Understanding `precompute=True` with data augmentation

Can someone confirm if the following is correct from the network’s perspective…

precompute=True
I’ve seen this image before. I know there’s a feature (eyeball, top edge, circle, …) that exist in this image at this layer/node. Accordingly, I’m going to use the same activation of this node I’ve used before when I saw this image.

Data augmentation (transformations) with precompute=False
I’ve seen this image before - however because I’m also applying transformations to the image (data augmentation), the image is now slightly modified (rotated, cropped, …). The features I detected when I last saw the image are no longer in their previously detected spots. Consequently, previous node activation (that detect a particular feature) are no longer valid. The layers have to be “unfrozen” so that new activations are calculated. If the layers aren’t frozen - the only thing I could do is to use the cached activations that I previously calculated when seeing the original image before if they are available. I will calculate activations again for the top layer(s) regardless of whether the network is frozen or unfrozen.
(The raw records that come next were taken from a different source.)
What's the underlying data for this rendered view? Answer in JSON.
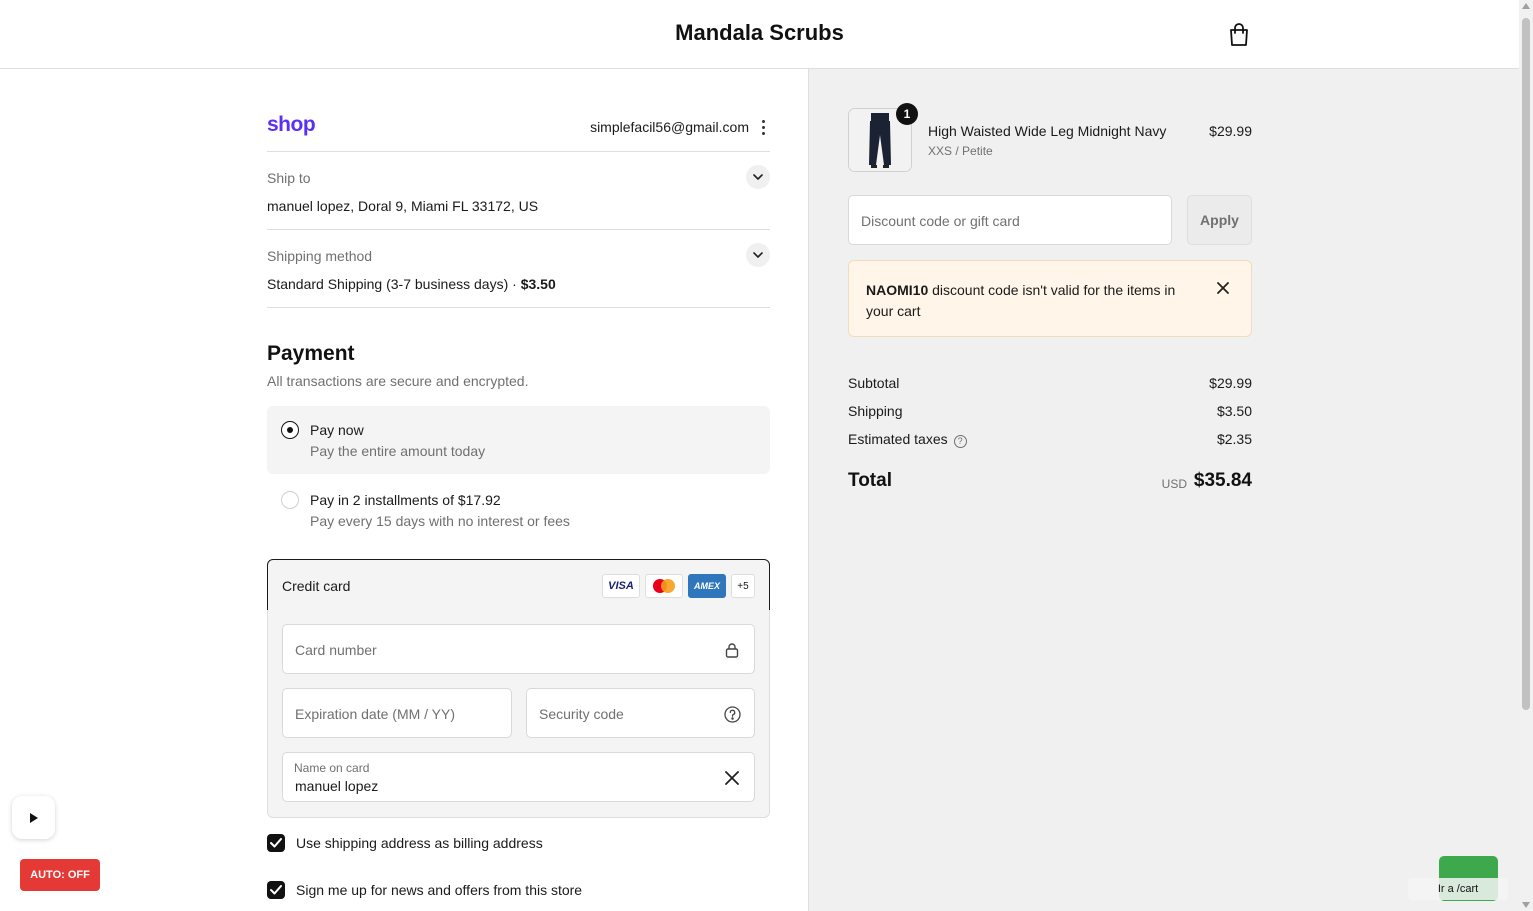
{
  "header": {
    "store_name": "Mandala Scrubs"
  },
  "account": {
    "logo": "shop",
    "email": "simplefacil56@gmail.com"
  },
  "ship_to": {
    "label": "Ship to",
    "value": "manuel lopez, Doral 9, Miami FL 33172, US"
  },
  "shipping_method": {
    "label": "Shipping method",
    "value": "Standard Shipping (3-7 business days)",
    "separator": "·",
    "price": "$3.50"
  },
  "payment": {
    "title": "Payment",
    "subtitle": "All transactions are secure and encrypted.",
    "options": [
      {
        "title": "Pay now",
        "subtitle": "Pay the entire amount today",
        "selected": true
      },
      {
        "title": "Pay in 2 installments of $17.92",
        "subtitle": "Pay every 15 days with no interest or fees",
        "selected": false
      }
    ],
    "credit_card": {
      "label": "Credit card",
      "badges": [
        "VISA",
        "AMEX",
        "+5"
      ],
      "card_number_placeholder": "Card number",
      "expiration_placeholder": "Expiration date (MM / YY)",
      "security_placeholder": "Security code",
      "name_label": "Name on card",
      "name_value": "manuel lopez"
    },
    "checkboxes": [
      {
        "label": "Use shipping address as billing address",
        "checked": true
      },
      {
        "label": "Sign me up for news and offers from this store",
        "checked": true
      }
    ]
  },
  "order": {
    "item": {
      "quantity": "1",
      "name": "High Waisted Wide Leg Midnight Navy",
      "variant": "XXS / Petite",
      "price": "$29.99"
    },
    "discount_placeholder": "Discount code or gift card",
    "apply_label": "Apply",
    "notice": {
      "code": "NAOMI10",
      "message": " discount code isn't valid for the items in your cart"
    },
    "summary": {
      "subtotal_label": "Subtotal",
      "subtotal": "$29.99",
      "shipping_label": "Shipping",
      "shipping": "$3.50",
      "taxes_label": "Estimated taxes",
      "taxes": "$2.35",
      "total_label": "Total",
      "currency": "USD",
      "total": "$35.84"
    }
  },
  "overlays": {
    "auto_label": "AUTO: OFF",
    "go_cart_label": "Ir a /cart"
  },
  "colors": {
    "shop_brand": "#5a31f4",
    "auto_button": "#e53935",
    "green_button": "#3ea84c",
    "notice_bg": "#fff6e9",
    "summary_bg": "#f0f0f0"
  }
}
Data augmentation (transformations) with precompute=True
I’ve seen this image before - however because I’m also applying transformations to the image (data augmentation), the image is now slightly modified (rotated, cropped, …). But since you have instructed me to use the previous cached values of node activation precompute=True- I’m going to only limit the recalculation of activation to the top layer(s).

I think even with precompute = False all but last layer remain frozen. But tbh I am also confused about how precompute parameter affects training.